L’entreprise a développé de manière conséquente les visioconférences au quotidien, au sein même du siège de Montmirail où les salariés sont répartis sur 7 bâtiments, mais aussi à l’international. « Nous avons aussi instauré un rendez-vous tous les mercredis à midi, ce qui est un horaire pas trop tardif en Chine ni trop tôt aux Etats-Unis. Cela a créé un esprit de groupe et a renforcé la cohésion des équipes ».

TALENTS D’INNOVATION EN INTERNE

« Des talents d’innovateurs sont aussi apparus dans l’entreprise », apprécie également le Pdg. « Il faut d’ailleurs que l’on préserve cette attitude d’innovation ». Masques, outils pour ouvrir les portes sans les toucher, visières fabriquées en imprimantes 3D… les équipes d’Axon ont non seulement été inventives, mais elles en ont fait profiter tout un écosystème. « Nous avons donné plus de 1000 visières. Dès le 15 mars nous avons aussi informé tous les services de santé au travail que nous donnerions plus de 1000 masques FFP2 que nous avions en stock au premier médecin qui irait en renfort à Mulhouse.
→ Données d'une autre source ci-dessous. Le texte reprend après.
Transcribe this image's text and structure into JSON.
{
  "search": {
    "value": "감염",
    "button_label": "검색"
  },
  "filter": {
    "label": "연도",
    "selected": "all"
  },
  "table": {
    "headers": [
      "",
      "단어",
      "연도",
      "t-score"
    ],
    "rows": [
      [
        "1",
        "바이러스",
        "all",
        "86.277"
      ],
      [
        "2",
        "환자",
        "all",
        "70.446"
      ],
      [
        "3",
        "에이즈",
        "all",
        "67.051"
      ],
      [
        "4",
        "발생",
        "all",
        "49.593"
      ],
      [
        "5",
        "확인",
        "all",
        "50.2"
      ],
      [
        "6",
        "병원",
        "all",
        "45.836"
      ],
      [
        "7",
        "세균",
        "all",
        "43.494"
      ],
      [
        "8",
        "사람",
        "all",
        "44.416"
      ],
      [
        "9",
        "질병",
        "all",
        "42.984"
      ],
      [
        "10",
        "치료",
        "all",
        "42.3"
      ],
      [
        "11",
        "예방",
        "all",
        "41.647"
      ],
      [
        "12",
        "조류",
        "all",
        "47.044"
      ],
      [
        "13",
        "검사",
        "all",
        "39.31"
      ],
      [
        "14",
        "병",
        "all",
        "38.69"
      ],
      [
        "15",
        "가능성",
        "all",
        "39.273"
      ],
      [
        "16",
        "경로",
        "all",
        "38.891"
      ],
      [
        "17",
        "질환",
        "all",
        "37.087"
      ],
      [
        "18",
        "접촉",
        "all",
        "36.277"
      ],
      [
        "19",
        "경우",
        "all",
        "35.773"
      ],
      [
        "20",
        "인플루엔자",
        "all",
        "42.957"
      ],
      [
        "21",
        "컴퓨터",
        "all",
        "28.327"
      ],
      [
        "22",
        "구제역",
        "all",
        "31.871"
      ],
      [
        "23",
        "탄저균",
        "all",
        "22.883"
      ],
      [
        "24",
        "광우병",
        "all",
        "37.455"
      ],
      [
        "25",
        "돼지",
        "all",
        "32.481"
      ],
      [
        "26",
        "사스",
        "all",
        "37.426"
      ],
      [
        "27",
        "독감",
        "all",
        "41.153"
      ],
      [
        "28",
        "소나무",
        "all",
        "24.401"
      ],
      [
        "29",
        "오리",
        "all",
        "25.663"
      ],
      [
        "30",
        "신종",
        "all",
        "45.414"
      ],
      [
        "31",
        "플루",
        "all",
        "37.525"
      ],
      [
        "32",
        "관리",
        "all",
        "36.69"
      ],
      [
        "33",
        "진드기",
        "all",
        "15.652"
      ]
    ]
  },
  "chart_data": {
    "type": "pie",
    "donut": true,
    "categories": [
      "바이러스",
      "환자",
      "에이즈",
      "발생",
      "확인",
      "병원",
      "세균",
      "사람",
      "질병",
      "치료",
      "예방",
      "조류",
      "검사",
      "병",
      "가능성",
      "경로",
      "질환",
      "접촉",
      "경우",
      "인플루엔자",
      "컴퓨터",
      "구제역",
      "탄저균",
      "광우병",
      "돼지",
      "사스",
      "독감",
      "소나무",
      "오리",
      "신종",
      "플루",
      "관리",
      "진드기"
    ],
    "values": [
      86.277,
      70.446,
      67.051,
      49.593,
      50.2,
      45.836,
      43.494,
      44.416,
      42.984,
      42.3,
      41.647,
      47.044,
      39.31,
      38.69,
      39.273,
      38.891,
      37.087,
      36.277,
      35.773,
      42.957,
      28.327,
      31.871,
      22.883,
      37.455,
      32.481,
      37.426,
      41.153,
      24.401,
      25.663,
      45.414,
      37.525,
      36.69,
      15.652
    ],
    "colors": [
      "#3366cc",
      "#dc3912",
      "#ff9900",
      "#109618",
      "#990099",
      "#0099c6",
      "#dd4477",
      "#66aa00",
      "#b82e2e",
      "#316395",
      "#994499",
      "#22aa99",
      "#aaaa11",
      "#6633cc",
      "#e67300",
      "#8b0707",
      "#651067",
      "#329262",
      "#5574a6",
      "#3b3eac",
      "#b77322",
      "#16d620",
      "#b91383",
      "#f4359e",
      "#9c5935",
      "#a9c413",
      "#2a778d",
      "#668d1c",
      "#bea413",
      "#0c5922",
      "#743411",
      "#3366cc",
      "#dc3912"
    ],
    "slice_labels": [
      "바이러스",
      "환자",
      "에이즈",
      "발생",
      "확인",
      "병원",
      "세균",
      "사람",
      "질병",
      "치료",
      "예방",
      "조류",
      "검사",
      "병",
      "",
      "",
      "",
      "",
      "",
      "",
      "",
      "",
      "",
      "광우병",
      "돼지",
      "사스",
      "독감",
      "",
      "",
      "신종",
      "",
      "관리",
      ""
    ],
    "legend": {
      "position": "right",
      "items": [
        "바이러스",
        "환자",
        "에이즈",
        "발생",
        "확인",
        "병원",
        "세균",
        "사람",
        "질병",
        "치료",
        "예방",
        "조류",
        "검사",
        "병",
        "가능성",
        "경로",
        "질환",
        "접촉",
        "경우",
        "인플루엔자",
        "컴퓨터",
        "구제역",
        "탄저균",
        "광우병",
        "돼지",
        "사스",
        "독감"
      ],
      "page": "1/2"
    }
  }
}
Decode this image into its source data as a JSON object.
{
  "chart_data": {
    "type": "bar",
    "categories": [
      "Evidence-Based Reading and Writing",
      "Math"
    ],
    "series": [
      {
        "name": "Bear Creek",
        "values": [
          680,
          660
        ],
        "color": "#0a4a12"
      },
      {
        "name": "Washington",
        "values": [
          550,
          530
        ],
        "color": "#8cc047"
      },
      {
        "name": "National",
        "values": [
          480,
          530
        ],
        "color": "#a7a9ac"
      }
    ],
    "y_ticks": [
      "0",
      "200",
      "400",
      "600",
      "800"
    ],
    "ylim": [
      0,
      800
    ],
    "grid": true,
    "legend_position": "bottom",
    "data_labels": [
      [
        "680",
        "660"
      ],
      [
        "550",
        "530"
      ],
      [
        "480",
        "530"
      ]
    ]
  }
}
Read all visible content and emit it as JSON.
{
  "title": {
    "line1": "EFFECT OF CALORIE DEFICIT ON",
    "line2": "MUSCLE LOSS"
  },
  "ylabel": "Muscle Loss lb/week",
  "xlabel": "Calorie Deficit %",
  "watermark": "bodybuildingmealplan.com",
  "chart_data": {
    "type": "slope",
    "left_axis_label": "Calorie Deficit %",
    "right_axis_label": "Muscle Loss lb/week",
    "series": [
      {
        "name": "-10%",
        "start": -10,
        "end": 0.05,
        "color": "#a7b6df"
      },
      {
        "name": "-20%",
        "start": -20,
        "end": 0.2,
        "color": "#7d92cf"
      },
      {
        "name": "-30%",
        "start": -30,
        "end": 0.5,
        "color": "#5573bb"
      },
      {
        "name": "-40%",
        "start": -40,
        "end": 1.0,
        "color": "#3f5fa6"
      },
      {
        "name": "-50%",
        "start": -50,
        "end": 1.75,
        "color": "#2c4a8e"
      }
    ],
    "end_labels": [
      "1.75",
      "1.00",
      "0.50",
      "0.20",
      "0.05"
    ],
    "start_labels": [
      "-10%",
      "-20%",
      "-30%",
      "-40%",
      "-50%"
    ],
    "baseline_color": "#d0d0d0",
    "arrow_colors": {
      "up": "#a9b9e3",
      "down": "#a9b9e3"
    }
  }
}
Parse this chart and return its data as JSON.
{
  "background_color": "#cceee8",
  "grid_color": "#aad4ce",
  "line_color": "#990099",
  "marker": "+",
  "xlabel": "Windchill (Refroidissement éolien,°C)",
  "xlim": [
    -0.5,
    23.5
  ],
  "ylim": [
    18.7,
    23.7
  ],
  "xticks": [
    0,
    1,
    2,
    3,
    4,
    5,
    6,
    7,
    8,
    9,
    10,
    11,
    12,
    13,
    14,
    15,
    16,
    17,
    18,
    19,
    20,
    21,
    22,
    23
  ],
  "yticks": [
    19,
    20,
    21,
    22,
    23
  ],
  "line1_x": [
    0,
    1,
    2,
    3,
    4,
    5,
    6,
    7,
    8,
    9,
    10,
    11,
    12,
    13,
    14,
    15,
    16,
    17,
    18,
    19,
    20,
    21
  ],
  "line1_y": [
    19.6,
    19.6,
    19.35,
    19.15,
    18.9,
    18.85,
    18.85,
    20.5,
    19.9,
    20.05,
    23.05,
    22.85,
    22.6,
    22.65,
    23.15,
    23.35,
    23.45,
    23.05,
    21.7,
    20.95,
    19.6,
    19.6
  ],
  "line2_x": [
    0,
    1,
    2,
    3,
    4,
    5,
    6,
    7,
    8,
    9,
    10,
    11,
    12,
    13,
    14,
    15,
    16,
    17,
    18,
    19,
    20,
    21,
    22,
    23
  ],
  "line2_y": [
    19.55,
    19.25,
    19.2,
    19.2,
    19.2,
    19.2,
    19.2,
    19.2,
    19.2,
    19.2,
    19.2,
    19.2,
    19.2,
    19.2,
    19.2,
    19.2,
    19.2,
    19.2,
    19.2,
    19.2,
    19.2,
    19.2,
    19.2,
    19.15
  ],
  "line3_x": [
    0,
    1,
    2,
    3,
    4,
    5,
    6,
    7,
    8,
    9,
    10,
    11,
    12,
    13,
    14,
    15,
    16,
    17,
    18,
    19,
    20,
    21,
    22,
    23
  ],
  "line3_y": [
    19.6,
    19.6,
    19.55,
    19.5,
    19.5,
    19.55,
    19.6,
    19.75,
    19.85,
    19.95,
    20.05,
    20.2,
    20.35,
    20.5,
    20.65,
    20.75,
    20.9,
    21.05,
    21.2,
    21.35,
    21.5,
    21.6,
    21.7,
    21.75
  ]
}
Le lendemain, 9 médecins et une infirmière s’étaient déjà manifestés ».

Au niveau des résultats, Joseph Puzo s’avoue plutôt satisfait de la manière dont son entreprise a pour le moment passé cette période délicate. « Nous n’avons pas demandé le PGE. En terme de chiffre d’affaires, nous obtiendrons sensiblement le même que l’année dernière là où nous espérions enregistrer entre +5% et +10%. Pour nous, l’effet du Covid c’est : pas de croissance ». Une stagnation qui n’empêche pas Axon de poursuivre ses investissements. L’entreprise construit actuellement un nouveau bâtiment de 4500 m2, destiné à accueillir un site de production de câbles de très grande longueur pour l’industrie pétrolière et pour l’aviation. Joseph Puzo s’inquiète davantage de la faillite de certains de ses clients, qu’ils soient opérateurs mondiaux de déploiement de la 5G ou fournisseurs des activités automobiles et aérospatiales.

Parmi, les enseignements de cette crise, le chef d’entreprise en est certain : l’avenir est à la proximité. « Il faut relocaliser à portée de camion et non plus à portée d’avion. Même si cela prend un peu plus de temps, les marchandises par camion arrivent jusqu’à nous, alors que par avion c’est complètement bloqué. Pour nos clients en Europe, nous devons avoir une chaîne logistique en Europe ». Un vœu souvent formulé ces dernières semaines, que Joseph Puzo veut mettre en application, expérience (concluante) à l’appui.